The future of IT security

The ARN round table was held in conjunction with Firewall Systems and its vendor partners, AirMagnet, Blue Coat, Check Point, Network Box, TippingPoint and WatchGuard.

Brian Corrigan, ARN (BC): What are the biggest security threats today and how is the landscape evolving?

Anthony Stitt, Dimension Data (AS): People are taking security policy more seriously and looking at how that plays into their business. We're also seeing more of the security portfolio moving away from being regarded as cutting edge to become accepted technologies that every business must have.

Daniel Smith, Klikon Solutions (DSm): Previously, customers were worrying about whether something was patched or whether they had the right box in place but now we are seeing a lot more phishing attacks and easy money grabs. Clients are asking us to help them protect against things that are not known vulnerabilities.

Marc Jolly, Priority One Solutions (MJ): I'm starting to see infrastructure changes, particularly with virtualisation, and customers want to know how to protect that environment. We still have end-users coming in from the desktops but should we be concerned about what's happening at the desktops or the changes that are happening at the core?

Deni Saupin, Matrix CNI (DSa): Security is a moving target and clients wonder whether they have everything covered. Are their policies up to date and do they have the bandwidth to deal with it? Our view is that they need to keep an open mind and chat to as many people as they can, because gathering lots of information will help.

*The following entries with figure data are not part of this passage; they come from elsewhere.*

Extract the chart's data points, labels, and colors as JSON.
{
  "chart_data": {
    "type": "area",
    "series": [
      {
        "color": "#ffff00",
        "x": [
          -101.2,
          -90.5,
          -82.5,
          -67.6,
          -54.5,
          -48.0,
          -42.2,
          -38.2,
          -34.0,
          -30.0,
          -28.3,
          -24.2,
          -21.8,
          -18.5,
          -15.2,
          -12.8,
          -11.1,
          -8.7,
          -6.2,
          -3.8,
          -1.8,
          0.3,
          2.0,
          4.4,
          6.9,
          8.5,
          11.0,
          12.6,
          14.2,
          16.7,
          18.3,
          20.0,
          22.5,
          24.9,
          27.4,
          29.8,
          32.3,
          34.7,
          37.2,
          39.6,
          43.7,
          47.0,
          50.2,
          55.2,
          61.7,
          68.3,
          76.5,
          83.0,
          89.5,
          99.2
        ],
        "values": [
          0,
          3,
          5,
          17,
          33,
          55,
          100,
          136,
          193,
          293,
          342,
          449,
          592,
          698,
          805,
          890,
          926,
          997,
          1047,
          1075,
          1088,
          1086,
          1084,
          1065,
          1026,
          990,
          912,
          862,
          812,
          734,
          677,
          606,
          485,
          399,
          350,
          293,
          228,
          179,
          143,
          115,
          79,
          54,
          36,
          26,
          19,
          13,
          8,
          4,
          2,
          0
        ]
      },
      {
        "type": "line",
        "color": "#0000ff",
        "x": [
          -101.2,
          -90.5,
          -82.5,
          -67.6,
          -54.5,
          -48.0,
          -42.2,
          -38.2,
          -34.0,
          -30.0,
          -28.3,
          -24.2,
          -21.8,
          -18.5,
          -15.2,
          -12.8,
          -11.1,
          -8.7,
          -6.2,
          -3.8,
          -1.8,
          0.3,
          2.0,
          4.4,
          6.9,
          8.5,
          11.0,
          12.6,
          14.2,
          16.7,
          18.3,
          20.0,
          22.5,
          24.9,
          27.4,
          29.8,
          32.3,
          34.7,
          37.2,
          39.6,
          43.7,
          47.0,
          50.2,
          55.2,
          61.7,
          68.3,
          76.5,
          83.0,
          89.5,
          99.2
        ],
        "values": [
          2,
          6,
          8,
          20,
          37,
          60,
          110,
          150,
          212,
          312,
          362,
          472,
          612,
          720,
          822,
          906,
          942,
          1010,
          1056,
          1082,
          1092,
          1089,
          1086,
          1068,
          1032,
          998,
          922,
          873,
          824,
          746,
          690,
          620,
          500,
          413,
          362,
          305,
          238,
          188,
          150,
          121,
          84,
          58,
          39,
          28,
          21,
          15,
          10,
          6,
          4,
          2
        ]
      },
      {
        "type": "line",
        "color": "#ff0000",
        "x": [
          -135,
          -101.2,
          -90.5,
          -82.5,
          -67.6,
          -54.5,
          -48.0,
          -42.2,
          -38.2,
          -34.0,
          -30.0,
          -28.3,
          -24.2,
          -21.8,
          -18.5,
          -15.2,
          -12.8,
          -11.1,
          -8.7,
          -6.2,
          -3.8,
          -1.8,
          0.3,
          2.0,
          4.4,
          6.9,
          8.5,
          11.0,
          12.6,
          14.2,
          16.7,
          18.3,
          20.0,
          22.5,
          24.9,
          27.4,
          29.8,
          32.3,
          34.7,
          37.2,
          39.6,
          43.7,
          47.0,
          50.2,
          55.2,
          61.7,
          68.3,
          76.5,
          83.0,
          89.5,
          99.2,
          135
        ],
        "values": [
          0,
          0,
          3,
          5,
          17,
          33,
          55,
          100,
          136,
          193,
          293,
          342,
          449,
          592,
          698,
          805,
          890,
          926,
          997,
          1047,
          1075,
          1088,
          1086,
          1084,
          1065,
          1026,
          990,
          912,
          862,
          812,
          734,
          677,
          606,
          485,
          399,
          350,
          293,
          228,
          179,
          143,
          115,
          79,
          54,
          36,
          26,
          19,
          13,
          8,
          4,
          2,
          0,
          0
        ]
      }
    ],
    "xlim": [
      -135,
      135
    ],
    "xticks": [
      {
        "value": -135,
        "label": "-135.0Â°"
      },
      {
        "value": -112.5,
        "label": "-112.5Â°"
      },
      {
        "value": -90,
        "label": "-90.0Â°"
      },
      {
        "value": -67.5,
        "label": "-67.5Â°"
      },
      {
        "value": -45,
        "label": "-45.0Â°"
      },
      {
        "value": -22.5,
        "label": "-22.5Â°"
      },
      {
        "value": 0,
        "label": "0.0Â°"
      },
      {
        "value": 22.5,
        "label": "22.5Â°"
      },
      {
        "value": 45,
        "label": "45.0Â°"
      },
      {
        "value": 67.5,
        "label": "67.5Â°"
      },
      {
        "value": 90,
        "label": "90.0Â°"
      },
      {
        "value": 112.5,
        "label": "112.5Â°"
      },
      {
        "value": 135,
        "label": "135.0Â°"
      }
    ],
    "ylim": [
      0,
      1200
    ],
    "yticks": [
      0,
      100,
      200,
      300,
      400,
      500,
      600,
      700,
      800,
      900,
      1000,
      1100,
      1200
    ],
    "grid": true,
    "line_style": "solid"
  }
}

Brendan Smith, Fujitsu (BS): A lot of businesses we deal with are grappling with the fact that the perimeter is disappearing. Can their policies and technological solutions match up with their mobile workforce and having data all over the place? They don't really trust a lot of internal networks that previously would have been regarded as secure.

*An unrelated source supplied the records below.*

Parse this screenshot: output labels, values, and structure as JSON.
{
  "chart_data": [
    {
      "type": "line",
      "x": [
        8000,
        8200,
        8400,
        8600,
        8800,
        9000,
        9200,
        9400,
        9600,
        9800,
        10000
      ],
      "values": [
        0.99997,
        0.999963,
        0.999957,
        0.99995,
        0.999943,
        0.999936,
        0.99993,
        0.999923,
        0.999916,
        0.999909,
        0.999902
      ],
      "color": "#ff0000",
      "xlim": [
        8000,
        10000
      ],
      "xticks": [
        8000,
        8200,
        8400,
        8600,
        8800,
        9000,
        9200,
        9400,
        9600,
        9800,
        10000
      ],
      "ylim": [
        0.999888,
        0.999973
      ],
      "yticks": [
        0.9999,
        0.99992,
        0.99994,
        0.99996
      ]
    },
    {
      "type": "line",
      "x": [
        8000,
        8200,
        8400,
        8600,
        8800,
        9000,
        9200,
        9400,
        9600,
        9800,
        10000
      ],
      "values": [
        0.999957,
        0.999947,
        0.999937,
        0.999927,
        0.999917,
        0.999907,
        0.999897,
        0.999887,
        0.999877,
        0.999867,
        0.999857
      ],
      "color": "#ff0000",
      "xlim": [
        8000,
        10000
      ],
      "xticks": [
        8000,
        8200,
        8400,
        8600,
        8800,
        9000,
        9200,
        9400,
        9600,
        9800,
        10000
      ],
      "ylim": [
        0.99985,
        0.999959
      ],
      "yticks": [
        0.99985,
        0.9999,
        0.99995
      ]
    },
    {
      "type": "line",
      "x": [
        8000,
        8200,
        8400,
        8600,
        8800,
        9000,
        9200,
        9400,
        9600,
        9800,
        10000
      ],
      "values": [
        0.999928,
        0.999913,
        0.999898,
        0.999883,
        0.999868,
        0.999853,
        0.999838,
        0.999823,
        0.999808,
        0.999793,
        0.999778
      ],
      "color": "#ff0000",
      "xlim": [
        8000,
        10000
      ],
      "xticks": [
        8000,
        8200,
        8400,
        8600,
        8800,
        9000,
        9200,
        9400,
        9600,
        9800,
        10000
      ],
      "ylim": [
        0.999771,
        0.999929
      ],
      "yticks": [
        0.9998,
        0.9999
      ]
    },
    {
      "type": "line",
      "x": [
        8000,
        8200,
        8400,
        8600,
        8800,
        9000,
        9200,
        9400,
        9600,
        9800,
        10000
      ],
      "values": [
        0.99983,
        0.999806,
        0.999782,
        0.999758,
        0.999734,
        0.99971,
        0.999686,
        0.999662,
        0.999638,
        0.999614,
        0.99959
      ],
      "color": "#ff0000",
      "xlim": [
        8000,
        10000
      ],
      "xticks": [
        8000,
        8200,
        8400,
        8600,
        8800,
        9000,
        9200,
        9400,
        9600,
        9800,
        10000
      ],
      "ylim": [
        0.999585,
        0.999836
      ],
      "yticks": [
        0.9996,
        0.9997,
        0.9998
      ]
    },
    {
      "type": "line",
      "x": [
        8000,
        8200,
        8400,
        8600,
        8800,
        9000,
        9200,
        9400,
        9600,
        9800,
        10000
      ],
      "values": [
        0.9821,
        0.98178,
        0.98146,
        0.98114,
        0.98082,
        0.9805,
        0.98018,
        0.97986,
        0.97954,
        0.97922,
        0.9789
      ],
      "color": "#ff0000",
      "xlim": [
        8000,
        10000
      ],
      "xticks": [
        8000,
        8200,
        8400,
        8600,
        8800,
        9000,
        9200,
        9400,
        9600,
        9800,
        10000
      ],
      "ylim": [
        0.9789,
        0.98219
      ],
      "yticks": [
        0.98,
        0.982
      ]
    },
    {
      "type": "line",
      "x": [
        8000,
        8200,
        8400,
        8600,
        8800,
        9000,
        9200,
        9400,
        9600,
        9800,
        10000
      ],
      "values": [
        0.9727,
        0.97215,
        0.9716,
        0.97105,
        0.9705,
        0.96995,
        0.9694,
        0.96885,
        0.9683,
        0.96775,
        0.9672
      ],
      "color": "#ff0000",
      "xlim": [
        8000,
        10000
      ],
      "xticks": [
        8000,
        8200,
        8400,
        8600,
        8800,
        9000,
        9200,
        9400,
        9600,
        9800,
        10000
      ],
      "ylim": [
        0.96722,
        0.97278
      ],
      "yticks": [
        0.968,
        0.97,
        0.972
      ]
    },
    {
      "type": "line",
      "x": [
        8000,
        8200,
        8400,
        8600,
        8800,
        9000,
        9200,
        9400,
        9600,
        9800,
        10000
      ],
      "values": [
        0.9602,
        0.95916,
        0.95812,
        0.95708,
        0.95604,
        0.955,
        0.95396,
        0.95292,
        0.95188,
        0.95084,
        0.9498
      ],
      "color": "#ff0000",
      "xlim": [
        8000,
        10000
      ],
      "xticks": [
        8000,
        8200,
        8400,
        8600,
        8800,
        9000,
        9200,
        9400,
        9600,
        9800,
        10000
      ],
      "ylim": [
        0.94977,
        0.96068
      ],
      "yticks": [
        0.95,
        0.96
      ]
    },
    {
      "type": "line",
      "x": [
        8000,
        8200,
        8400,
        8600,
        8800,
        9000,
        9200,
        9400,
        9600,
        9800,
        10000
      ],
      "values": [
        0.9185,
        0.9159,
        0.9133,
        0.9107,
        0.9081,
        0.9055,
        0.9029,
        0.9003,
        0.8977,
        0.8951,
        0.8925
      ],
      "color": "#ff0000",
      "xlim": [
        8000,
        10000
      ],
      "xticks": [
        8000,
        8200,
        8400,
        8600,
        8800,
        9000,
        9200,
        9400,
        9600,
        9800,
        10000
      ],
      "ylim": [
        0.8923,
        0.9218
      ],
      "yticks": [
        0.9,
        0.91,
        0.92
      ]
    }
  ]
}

Dermot McCann, IBM (DM): Our researchers are finding massive increases in malware and Trojans. That's a difficult problem to solve because it changes every day but the approach we're taking [as an industry] is wrong. Internal threats are still very much leading the way and the intelligence that goes into malware continues to evolve.

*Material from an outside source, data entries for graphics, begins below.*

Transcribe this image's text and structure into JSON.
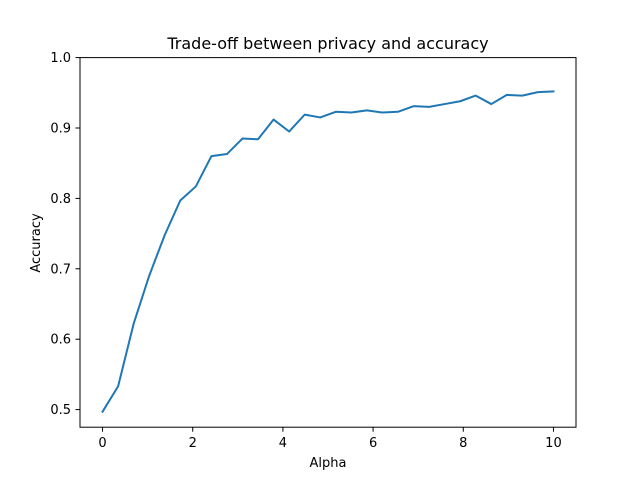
{
  "chart_data": {
    "type": "line",
    "title": "Trade-off between privacy and accuracy",
    "xlabel": "Alpha",
    "ylabel": "Accuracy",
    "xlim": [
      -0.5,
      10.5
    ],
    "ylim": [
      0.475,
      1.0
    ],
    "xticks": [
      0,
      2,
      4,
      6,
      8,
      10
    ],
    "xtick_labels": [
      "0",
      "2",
      "4",
      "6",
      "8",
      "10"
    ],
    "yticks": [
      0.5,
      0.6,
      0.7,
      0.8,
      0.9,
      1.0
    ],
    "ytick_labels": [
      "0.5",
      "0.6",
      "0.7",
      "0.8",
      "0.9",
      "1.0"
    ],
    "grid": false,
    "series": [
      {
        "color": "#1f77b4",
        "x": [
          0.0,
          0.345,
          0.69,
          1.034,
          1.379,
          1.724,
          2.069,
          2.414,
          2.759,
          3.103,
          3.448,
          3.793,
          4.138,
          4.483,
          4.828,
          5.172,
          5.517,
          5.862,
          6.207,
          6.552,
          6.897,
          7.241,
          7.586,
          7.931,
          8.276,
          8.621,
          8.966,
          9.31,
          9.655,
          10.0
        ],
        "y": [
          0.497,
          0.533,
          0.622,
          0.69,
          0.748,
          0.797,
          0.817,
          0.86,
          0.863,
          0.885,
          0.884,
          0.912,
          0.895,
          0.919,
          0.915,
          0.923,
          0.922,
          0.925,
          0.922,
          0.923,
          0.931,
          0.93,
          0.934,
          0.938,
          0.946,
          0.934,
          0.947,
          0.946,
          0.951,
          0.952
        ]
      }
    ]
  }
}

BC: Is the primary role of a security partner to mitigate risks or minimise threats?

DSm: With a lot of clients, I don't know that it's possible to limit threats. Large enterprise customers are aware that threats exist and look to a partner to minimise the impact.

AS: Implementing technology and policy is more about reducing vulnerability. The corollary to that is that a partner with consulting capability can help a customer understand how its business is supported by IT assets and where threats are likely to come from.

Nick Verykios, Firewall Systems (NV): The idea is to keep assets humming and make sure they're not brought down by a security threat or misuse.

BS: If you have an outsourcing arrangement then you'll be mandated and will have executive-level relationships that expect a certain amount of risk mitigation from an IT perspective. The same organisation might have a discrete project where it brings in a consultant or a technical resource. The scale of what they are being asked to do means they can't be three times removed from the application so I don't think it's as simple as saying 'a partner is responsible for this'.

DM: Too often we see point solutions to a problem. As an industry we need to build security into the business process so infrastructure is inherently secure. Businesses think we have solved problems by putting point solutions in but the reality is that threats are changing. We're all losing out on Internet-based commerce as a result of these threats.